Papineau is what is termed a “physicalist”. This means he thinks that what we call our minds – our thoughts, feelings, desires, wills, identities and so on – are merely the products of the physical workings of our brains. For physicalists there is no ghost in the machine: no soul, no real “me”, no mind/body dualism of any sort.  Papineau claimed that nearly all British philosophers were physicalists, and if this interview was all that you had heard you might be forgiven for thinking that physicalism is a philosophical given. But physicalism does face a few challenges.

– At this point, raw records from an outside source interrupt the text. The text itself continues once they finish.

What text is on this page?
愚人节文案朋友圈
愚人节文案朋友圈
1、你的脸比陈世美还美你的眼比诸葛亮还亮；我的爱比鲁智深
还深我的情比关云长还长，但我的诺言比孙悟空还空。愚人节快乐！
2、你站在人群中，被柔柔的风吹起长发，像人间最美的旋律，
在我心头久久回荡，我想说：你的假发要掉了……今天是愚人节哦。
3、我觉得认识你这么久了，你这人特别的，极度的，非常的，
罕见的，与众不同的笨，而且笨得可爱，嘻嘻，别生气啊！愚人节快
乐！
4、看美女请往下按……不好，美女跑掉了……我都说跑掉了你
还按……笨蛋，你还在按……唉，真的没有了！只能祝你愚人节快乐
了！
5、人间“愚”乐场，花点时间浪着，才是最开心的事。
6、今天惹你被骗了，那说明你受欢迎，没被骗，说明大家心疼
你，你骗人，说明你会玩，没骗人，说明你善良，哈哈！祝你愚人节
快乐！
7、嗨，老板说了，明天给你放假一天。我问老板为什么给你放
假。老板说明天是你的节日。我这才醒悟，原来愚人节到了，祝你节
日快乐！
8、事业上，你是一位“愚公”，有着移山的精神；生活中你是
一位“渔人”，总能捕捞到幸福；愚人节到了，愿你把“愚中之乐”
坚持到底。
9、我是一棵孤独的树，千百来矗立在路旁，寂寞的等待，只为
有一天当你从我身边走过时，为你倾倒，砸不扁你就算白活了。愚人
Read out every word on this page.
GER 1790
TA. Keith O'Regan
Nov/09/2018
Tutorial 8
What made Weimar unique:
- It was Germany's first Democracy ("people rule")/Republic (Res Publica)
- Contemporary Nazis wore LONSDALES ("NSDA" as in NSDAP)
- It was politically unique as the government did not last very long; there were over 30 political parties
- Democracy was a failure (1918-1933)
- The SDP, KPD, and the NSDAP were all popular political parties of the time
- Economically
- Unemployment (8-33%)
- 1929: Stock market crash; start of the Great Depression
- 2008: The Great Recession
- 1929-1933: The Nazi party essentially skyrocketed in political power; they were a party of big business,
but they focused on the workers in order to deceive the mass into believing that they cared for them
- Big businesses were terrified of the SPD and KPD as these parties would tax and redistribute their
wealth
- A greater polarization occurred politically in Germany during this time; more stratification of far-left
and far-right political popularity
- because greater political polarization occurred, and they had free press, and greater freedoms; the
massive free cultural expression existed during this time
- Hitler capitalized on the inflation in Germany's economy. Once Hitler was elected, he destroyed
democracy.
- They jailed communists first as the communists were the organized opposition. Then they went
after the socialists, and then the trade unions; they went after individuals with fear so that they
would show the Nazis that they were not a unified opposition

The most obvious problem with physicalism is that it goes against human intuition and the way we think and speak about our minds. Most of us have a deep sense that while we are inextricably linked to our bodies, we nevertheless are not identical to them. It does feel like we are in our bodies but they are not us. So, for example, if I lose an arm there is certainly less of me, but I do not feel that I am any less “me” as a result. Papineau’s response to this was that there are many things in the universe that are counter-intuitive, but true nevertheless. So if science, and in this case neuroscience, is telling us that human consciousness is nothing more than a few electrons whizzing around the grey matter in our heads then we are best to just face reality and accept it. What we shouldn’t do, he said, is look “desperately” for evidence to back up any religious notion that there is more to it than this.

This leads to another problem for physicalism. Papineau is correct that truth should trump intuition, but he is not correct that physicalism has won the philosophical day. There are a whole range of philosophical arguments in support of some sort of mind-body distinction and they are being made by some of the world’s foremost philosophers, like, for example, Alvin Plantinga.  Moreover, while clearly our brains and minds are deeply correlated, consciousness remains a mystery and neuroscience to date just can’t give us the sort of explanation for our minds that allows us to rule out the idea of a soul.

The Christian claim that a man has died and risen again after three days presents the possibility that my intuitions are correct and that the physical realm does not exhaust reality. In any case, the claim that physicalism is incontrovertible is, at least for now, an astonishingly arrogant position to hold.